Step 5 – Identifying dependencies that can be exploited with existing inhibitors
A further goal of CancerGD is to facilitate follow on experimentation. One means to further explore or validate a dependency is to see if the same effect is observed using small molecule inhibitors rather than RNAi reagents. To that end we annotate all of our dependencies according to the availability of inhibitors. To view genes with available inhibitors, select 'Any' in the 'Inhibitors' column toggle. You will see a view resembling the below.
This filters the dependencies so that only those genes with known inhibitors are presented. The mapping from genes to inhibitors is taken from the DGIdb resource. Clicking on any inhibitor name in the Inhibitors column will bring the user to DGIdb, where details on the inhibitor are provided. For some genes there are more inhibitors available than can be presented in the Inhibitors column.
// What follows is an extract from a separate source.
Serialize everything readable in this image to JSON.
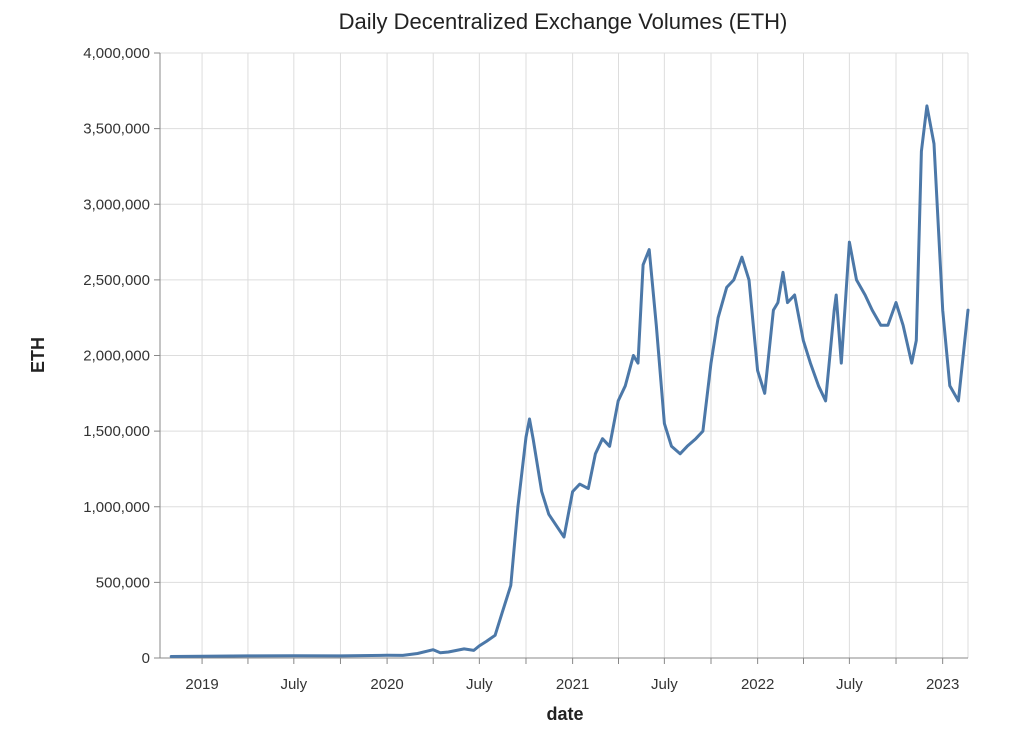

These are indicated with the text [more]. Clicking on [more] in any entry in the Inhibitors column will display the full list of inhibitors associated with that gene in a window like that shown below:
Clicking any inhibitor name within this window will bring the user to DGIdb, where details on the inhibitor are provided. Click the X to close this window.
Step 6 – Identifying dependencies that have been observed in multiple datasets
A dependency observed in any one screen may be a statistical artefact, a context specific dependency, or a false positive resulting from the off-target effects of gene targetting reagents. Those dependencies observed in multiple independent datasets may make more promising candidates as they are less likely to be artefacts or false positive effects. To prioritise these for further validation, CancerGD allows easy filtering of the dependencies observed independently in multiple datasets. To view dependencies that have been associated with the same driver gene in the same tissue type, select 'Yes' in the 'Multiple Hit' column toggle. You will see a view resembling the below.
Hover over the 'Yes' text in the 'Multiple Hit' column to see the details of the screens that a specific gene has been identified as a dependency in.